Find the solution for the equation

$$ -u'' + u = \delta'(t)$$

for which it "disappears" for $t<0$ By using residuals!

So I used Laplace transformation for this.

$$Y(-s^2 + 1) = \mathcal{L}(\delta'(t))$$ $$Y(s) = \frac{s}{1-s^2}$$

Now here comes something interesting from my part

$$Y(s) = \frac{-s}{s^2-1} = \frac{s}{1-s^2} $$ The inverse Laplace transformation of these two should be the same right? But it isn't! Why? Is it something I have done wrong ? The solution I obtained was with exponentials.

If I write the question in this form :

$$Y(s) = \frac{-s}{s^2-1} = \frac{s}{(1-s)(1+s)}$$

And solve it using residual calculation, Hence:

$S = -1$ $$Res_{(s \longrightarrow -1 )} (1+s) Y(s) e^{st} = lim_{s \longrightarrow -1} \frac{se^{st}}{(1-s)} = - \frac{e^{-t}}{2}$$

$S = 1$ $$Res_{(s \longrightarrow 1 )} (1-s) Y(s) e^{st} = lim_{s \longrightarrow 1} \frac{se^{st}}{(1+s)} = \frac{e^t}{2}$$

This is where I get confused!

Answer 1

I found the error I made, it was when I used the Residual calculation.
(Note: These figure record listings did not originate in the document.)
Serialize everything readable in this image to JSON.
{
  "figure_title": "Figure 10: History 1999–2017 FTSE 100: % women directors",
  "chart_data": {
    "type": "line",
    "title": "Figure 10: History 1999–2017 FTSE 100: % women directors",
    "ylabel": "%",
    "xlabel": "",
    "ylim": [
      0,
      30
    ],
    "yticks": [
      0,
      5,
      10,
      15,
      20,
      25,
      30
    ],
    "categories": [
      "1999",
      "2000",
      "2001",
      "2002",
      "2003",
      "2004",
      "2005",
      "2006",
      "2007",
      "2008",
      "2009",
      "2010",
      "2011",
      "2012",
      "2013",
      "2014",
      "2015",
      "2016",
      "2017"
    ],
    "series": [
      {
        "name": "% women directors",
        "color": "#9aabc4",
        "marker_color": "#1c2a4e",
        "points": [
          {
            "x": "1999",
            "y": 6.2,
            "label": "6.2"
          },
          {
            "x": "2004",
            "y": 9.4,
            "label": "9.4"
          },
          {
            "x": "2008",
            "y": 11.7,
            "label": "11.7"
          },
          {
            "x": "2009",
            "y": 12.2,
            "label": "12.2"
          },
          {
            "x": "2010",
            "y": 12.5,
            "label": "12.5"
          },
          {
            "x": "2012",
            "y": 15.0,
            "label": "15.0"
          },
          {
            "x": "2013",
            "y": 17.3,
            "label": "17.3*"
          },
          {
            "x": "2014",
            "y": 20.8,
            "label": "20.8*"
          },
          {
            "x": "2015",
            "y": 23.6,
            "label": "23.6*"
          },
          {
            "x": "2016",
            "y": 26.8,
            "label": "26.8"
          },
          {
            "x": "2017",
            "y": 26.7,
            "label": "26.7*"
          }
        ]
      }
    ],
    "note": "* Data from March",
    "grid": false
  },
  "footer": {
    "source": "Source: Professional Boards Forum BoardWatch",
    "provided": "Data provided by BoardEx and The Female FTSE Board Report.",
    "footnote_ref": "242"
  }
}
$S = -1$ $$Res_{(s \longrightarrow -1 )} Y(s) e^{st} = lim_{s \longrightarrow -1} \frac{se^{st}}{(1-s)} = - \frac{e^{-t}}{2}$$

$S = 1$

Here it should be a minus sign, viola! $$Res_{(s \longrightarrow 1 )} Y(s) e^{st} = lim_{s \longrightarrow 1} \frac{se^{st}(s-1)}{(1+s)(1-s)} = lim_{s \longrightarrow 1} \frac{-se^{st}}{(1+s)} = \frac{-e^t}{2}$$

$f(t) = \frac{-1}{2}(e^t+e^{-t})$, for $t>0$

Answer 2

Keep in mind that $y(t)=\mathcal{L}^{-1}(Y(s))= \color{red}{\sum}\text{Res}(Y(s)e^{st})$. Plus, in your case, you have two poles both of order $1$, so the way to find the residue is : $$\text{Res}_{s_0}\left(\frac{P(s)e^{st}}{Q(s)}\right)=\left(\frac{P(s)e^{st}}{Q'(s)}\right)_{s=s_0}$$

where $s_0$ denotes a pole. Hence, we end up with: $$y(t)=-\frac 1 2(e^{t}+e^{-t})=-\cosh(t)$$

Alternatively, remember that: $$\mathcal{L}(\cosh(\omega t))=\frac{s}{s^2-\omega^2}$$

In your case, $\omega=1$ and there is a minus sign which means that: $$y(t)=-\cosh(t)$$